Barton Chronicle reporter Joe Gresser, a veteran arts organizer himself, went to the organization's tax returns for answers. In a recent article, he tracked the red ink to the end of the 2003 touring season, when Circus Smirkus reported a whopping deficit of $410,000. His investigation precipitated an interview with Circus Smirkus Executive Director Ed LeClair, who blamed the shortfall on a number of factors, including poor ticket sales and an increase in workers' comp costs. Also, Circus Smirkus founder Rob Mermin had been ill for most of the year, and LeClair had only recently started fundraising full-time.
With its cash reserves depleted, Circus Smirkus borrowed $250,000 from the Merchants Bank. The next year -- 2004 -- generated a small profit, but not enough to make a dent in the debt. The organization decided to go ahead anyway with plans for an after-school program that would provide year-round training for Smirkus -- tuition was expected to help even the cash flow within the organization. But the Circus Academy never opened in September because the summer tour took a financial tumble. There were logistical problems: The trucks, trailers and cook bus broke down. And programming mistakes: "We expanded dates in some areas that were jam-packed last year. They didn't get filled like we thought they would," Heyman says.

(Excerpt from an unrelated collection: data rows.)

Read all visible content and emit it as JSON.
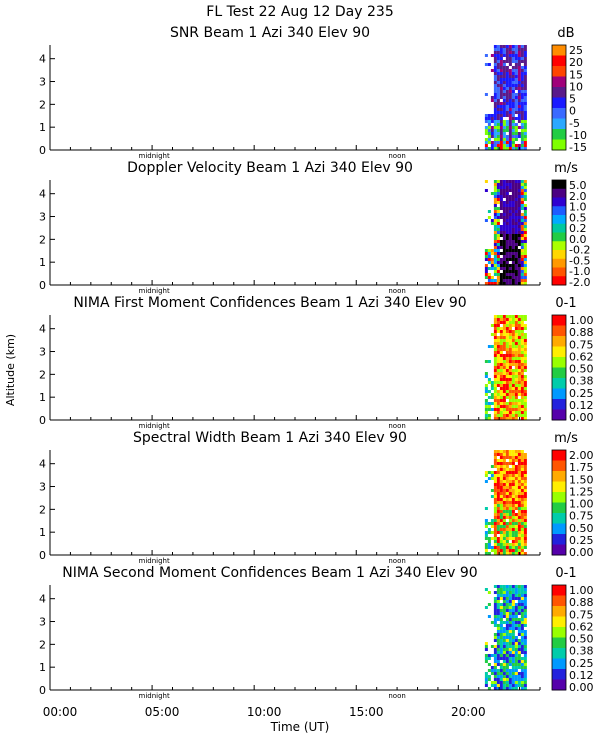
{
  "figure": {
    "title_line1": "FL Test  22 Aug 12 Day 235",
    "ylabel": "Altitude (km)",
    "xlabel": "Time (UT)",
    "x_ticks": [
      "00:00",
      "05:00",
      "10:00",
      "15:00",
      "20:00"
    ],
    "panel_markers": [
      "midnight",
      "noon"
    ]
  },
  "chart_data": [
    {
      "type": "heatmap",
      "title": "SNR Beam 1 Azi 340 Elev 90",
      "unit": "dB",
      "y_ticks": [
        "0",
        "1",
        "2",
        "3",
        "4"
      ],
      "ylim": [
        0,
        4.6
      ],
      "xlim": [
        0,
        24
      ],
      "data_time_range": [
        21.3,
        23.3
      ],
      "colorbar_labels": [
        "25",
        "20",
        "15",
        "10",
        "5",
        "0",
        "-5",
        "-10",
        "-15"
      ],
      "colors": [
        "#ff8c00",
        "#ff0000",
        "#ff4500",
        "#a0007a",
        "#5a1a8a",
        "#1a1aff",
        "#3a6aff",
        "#2aa8ff",
        "#22cc44",
        "#7fff00"
      ]
    },
    {
      "type": "heatmap",
      "title": "Doppler Velocity Beam 1 Azi 340 Elev 90",
      "unit": "m/s",
      "y_ticks": [
        "0",
        "1",
        "2",
        "3",
        "4"
      ],
      "ylim": [
        0,
        4.6
      ],
      "xlim": [
        0,
        24
      ],
      "data_time_range": [
        21.3,
        23.3
      ],
      "colorbar_labels": [
        "5.0",
        "2.0",
        "1.0",
        "0.5",
        "0.2",
        "0.0",
        "-0.2",
        "-0.5",
        "-1.0",
        "-2.0"
      ],
      "colors": [
        "#000000",
        "#4b0082",
        "#2f00d0",
        "#1e5cff",
        "#00aaff",
        "#00c8a0",
        "#22cc44",
        "#aaff00",
        "#ffd700",
        "#ff9900",
        "#ff5500",
        "#ff0000"
      ]
    },
    {
      "type": "heatmap",
      "title": "NIMA First Moment Confidences Beam 1 Azi 340 Elev 90",
      "unit": "0-1",
      "y_ticks": [
        "0",
        "1",
        "2",
        "3",
        "4"
      ],
      "ylim": [
        0,
        4.6
      ],
      "xlim": [
        0,
        24
      ],
      "data_time_range": [
        21.3,
        23.3
      ],
      "colorbar_labels": [
        "1.00",
        "0.88",
        "0.75",
        "0.62",
        "0.50",
        "0.38",
        "0.25",
        "0.12",
        "0.00"
      ],
      "colors": [
        "#ff0000",
        "#ff5500",
        "#ffaa00",
        "#ffee00",
        "#99ff00",
        "#22cc44",
        "#00ccaa",
        "#0099ff",
        "#2222dd",
        "#5500aa"
      ]
    },
    {
      "type": "heatmap",
      "title": "Spectral Width Beam 1 Azi 340 Elev 90",
      "unit": "m/s",
      "y_ticks": [
        "0",
        "1",
        "2",
        "3",
        "4"
      ],
      "ylim": [
        0,
        4.6
      ],
      "xlim": [
        0,
        24
      ],
      "data_time_range": [
        21.3,
        23.3
      ],
      "colorbar_labels": [
        "2.00",
        "1.75",
        "1.50",
        "1.25",
        "1.00",
        "0.75",
        "0.50",
        "0.25",
        "0.00"
      ],
      "colors": [
        "#ff0000",
        "#ff5500",
        "#ffaa00",
        "#ffee00",
        "#99ff00",
        "#22cc44",
        "#00ccaa",
        "#0099ff",
        "#2222dd",
        "#5500aa"
      ]
    },
    {
      "type": "heatmap",
      "title": "NIMA Second Moment Confidences Beam 1 Azi 340 Elev 90",
      "unit": "0-1",
      "y_ticks": [
        "0",
        "1",
        "2",
        "3",
        "4"
      ],
      "ylim": [
        0,
        4.6
      ],
      "xlim": [
        0,
        24
      ],
      "data_time_range": [
        21.3,
        23.3
      ],
      "colorbar_labels": [
        "1.00",
        "0.88",
        "0.75",
        "0.62",
        "0.50",
        "0.38",
        "0.25",
        "0.12",
        "0.00"
      ],
      "colors": [
        "#ff0000",
        "#ff5500",
        "#ffaa00",
        "#ffee00",
        "#99ff00",
        "#22cc44",
        "#00ccaa",
        "#0099ff",
        "#2222dd",
        "#5500aa"
      ]
    }
  ]
}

LeClair came to the aid of the touring troupers, but in so doing backburnered crucial day-to-day fundraising. Meanwhile, two beloved coaches were fired for reasons Heyman won't reveal and -- perhaps as a result -- enrollment for the academy came in below expectations. In September, Circus Smirkus suspended operations, surprising students, parents and some staff.
Why didn't the board of directors see this coming? Shouldn't the serious fundraising have started two years ago, when the $250,000 debt was incurred? Did any of the 15 year-round paid Circus Smirkus employees -- 100 in the summer -- fall down on the job? As yet, the organization isn't saying.
In a recent letter to parents, "the Smirkus Staff" spelled out a three-phase recovery plan. The first quarter-million will go to reimburse academy tuition, pay outstanding invoices and rehire key staff to begin program planning. The next will bring about the resurrection of the Big Top Tour, Smirkus Camp and in-school residency programs. And the third is described as "a return to full health with sound fiscal policies in place . . . Our goal is to once again bring circus arts to children, but to do so in a manner that makes us financially able to do so for years to come." No doubt, a difficult balancing act.
Meanwhile, the simpler "save the circus" line is apparently working with the general public. Mermin is asking every Vermonter to donate a dollar to the cause. Although he can't say exactly how much they've raised to date, Heyman reports the collection is going well. An anonymous challenge grant of $125,000 has been motivating. But in a season already marked by donor fatigue, how many more do-or-die disaster drives can succeed? Here's hoping Circus Smirkus ascends to its former artistic glory, and, before it steps out again, strongly considers a safety net.
A chapter is coming to a close at Bear Pond Books in Montpelier. After 32 years in the business, owners Michael Katzenberg and Linda Prescott are selling their beloved bookstore, a haven for local lit lovers from Burlington to White River Junction. The couple, who have championed local authors and free-speech issues, wouldn't hand it over to just anyone, Katzenberg assures. Although he won't identify the buyer -- a Middlesex man -- until the deal is inked, Katzenberg assures that the new proprietor's last name is neither Barnes nor Noble . . .
Six degrees of Kevin Bacon? A recent wire report in The Burlington Free Press noted the passing of the actor's dad. It also mentioned that Edmund Bacon, the former city planner of Philadelphia, did some work in Burlington in the '70s. Veteran planner Art Hogan remembers him well. Bacon made sure buildings around Burlington Square and the former Radisson Hotel preserved views in all directions. He's the reason you can see both the Adirondacks and the Congo Church from Cherry Street. Bacon was "also enthralled with the Waterfront," says Hogan, who was Burlington's director of planning and development from 1963 to 1970. "He didn't want any process in the development area to stop the free flow of people between Church Street and the Waterfront." In planning speak, they call that "connectivity."